Régler les rapports entre ce qui est donné dans l’existence humaine et ce qui paraît le dépasser, voilà une deuxième généralité qui rend bien compte de la pratique et de l’immersion dans le réseau, car ne l’oublions pas, « la machine se suffit à elle-même, à défaut elle se suffit du branchement avec d’autres machines » (Gauthier, 2002). Mais comme Cazeneuve l’a également bien repéré à propos du rite et du « numineux » : « [l’homme] Son action, son existence même lui semblent comporter une marge d’indétermination, par là même d’insécurité. [...] Quand (il) a le sentiment du numineux, de ce qui lui échappe, il est tenté à la fois de s’en écarter et de s’en servir, ou bien, tout à la fois, de se préserver de ses dangers et de se mettre sous sa protection ». N’est-ce pas là une version bien dramatique de ce qui se veut avant tout ludique, festif et gratuit ? Eh d’abord tu l’as fait, toi, la flash mob avant d’en parler ?

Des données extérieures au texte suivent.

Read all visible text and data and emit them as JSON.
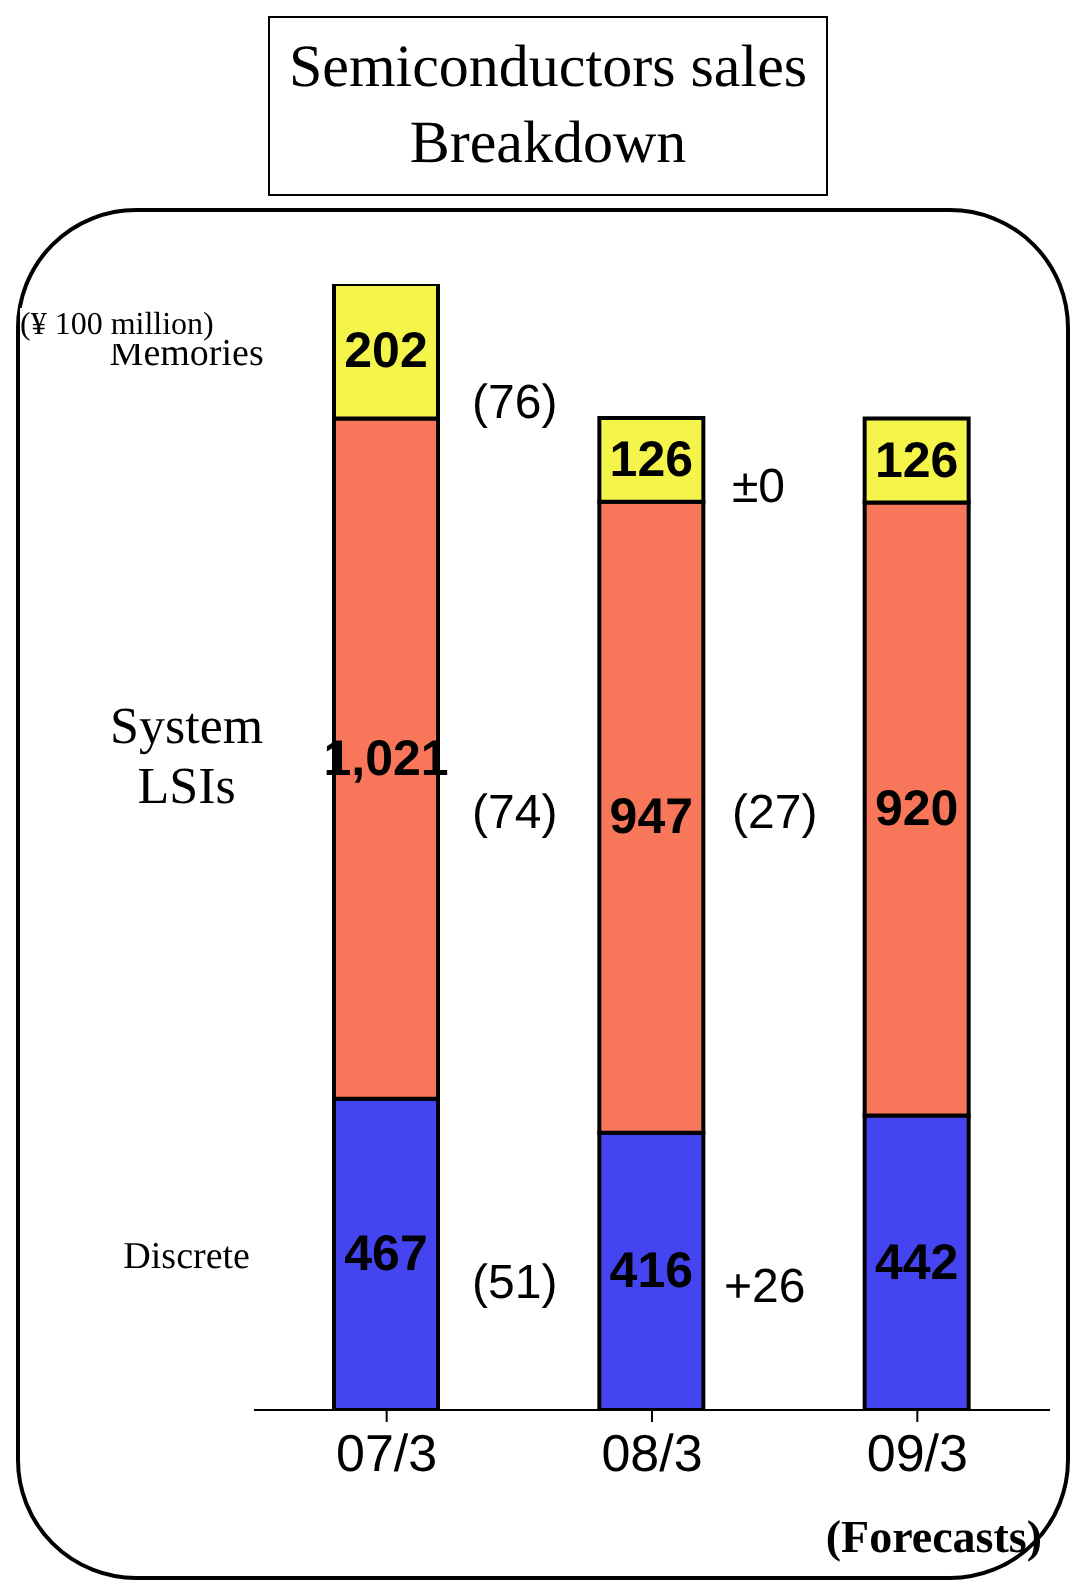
{
  "chart_data": {
    "type": "bar",
    "title": "Semiconductors sales Breakdown",
    "stacked": true,
    "legend": false,
    "grid": false,
    "tick_labels": "x",
    "categories": [
      "07/3",
      "08/3",
      "09/3"
    ],
    "series": [
      {
        "name": "Discrete",
        "color": "#4444f0",
        "values": [
          467,
          416,
          442
        ],
        "value_labels": [
          "467",
          "416",
          "442"
        ]
      },
      {
        "name": "System LSIs",
        "color": "#f8775a",
        "values": [
          1021,
          947,
          920
        ],
        "value_labels": [
          "1,021",
          "947",
          "920"
        ]
      },
      {
        "name": "Memories",
        "color": "#f4f44a",
        "values": [
          202,
          126,
          126
        ],
        "value_labels": [
          "202",
          "126",
          "126"
        ]
      }
    ],
    "annotations": [
      "(¥ 100 million)",
      "(Forecasts)",
      "(76)",
      "(74)",
      "(51)",
      "±0",
      "(27)",
      "+26"
    ]
  }
}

Développant les réflexions entamées sur ce forum, dans le billet qui précède, Bernard Guelton vient de publier une intéressante analyse des Cérémonies éclairs sur le site d’ Agglo.
Le même article, cette fois illustré, et avec une navigation plus aisée, vient d’être publié dans la très bonne revue en ligne canadienne archée.
L’analyse de Bernard Guelton, fort argumentée, met en avant la fonction d’auto-représentation du réseau dans la cérémonie des foules éclair. Un point de vue pertinent, avec lequel il faudra compter pour qui veut pousser plus avant une réflexion sur le phénomène des flash mobs.
Merci à Bernard Guelton pour ses nombreuses références à Transactiv.exe. On peut seulement regretter l’absence de références à des ressources quasi exhaustives telles que mediatic qui pointe au jour le jour toutes les nouvelles concernant les flash mobs en France (et parfois à l’étranger), ou encore CraoWiki et les nombreuses pages qui recensent sur ce site les témoignages et compte-rendus des différents flash mobs parisiens.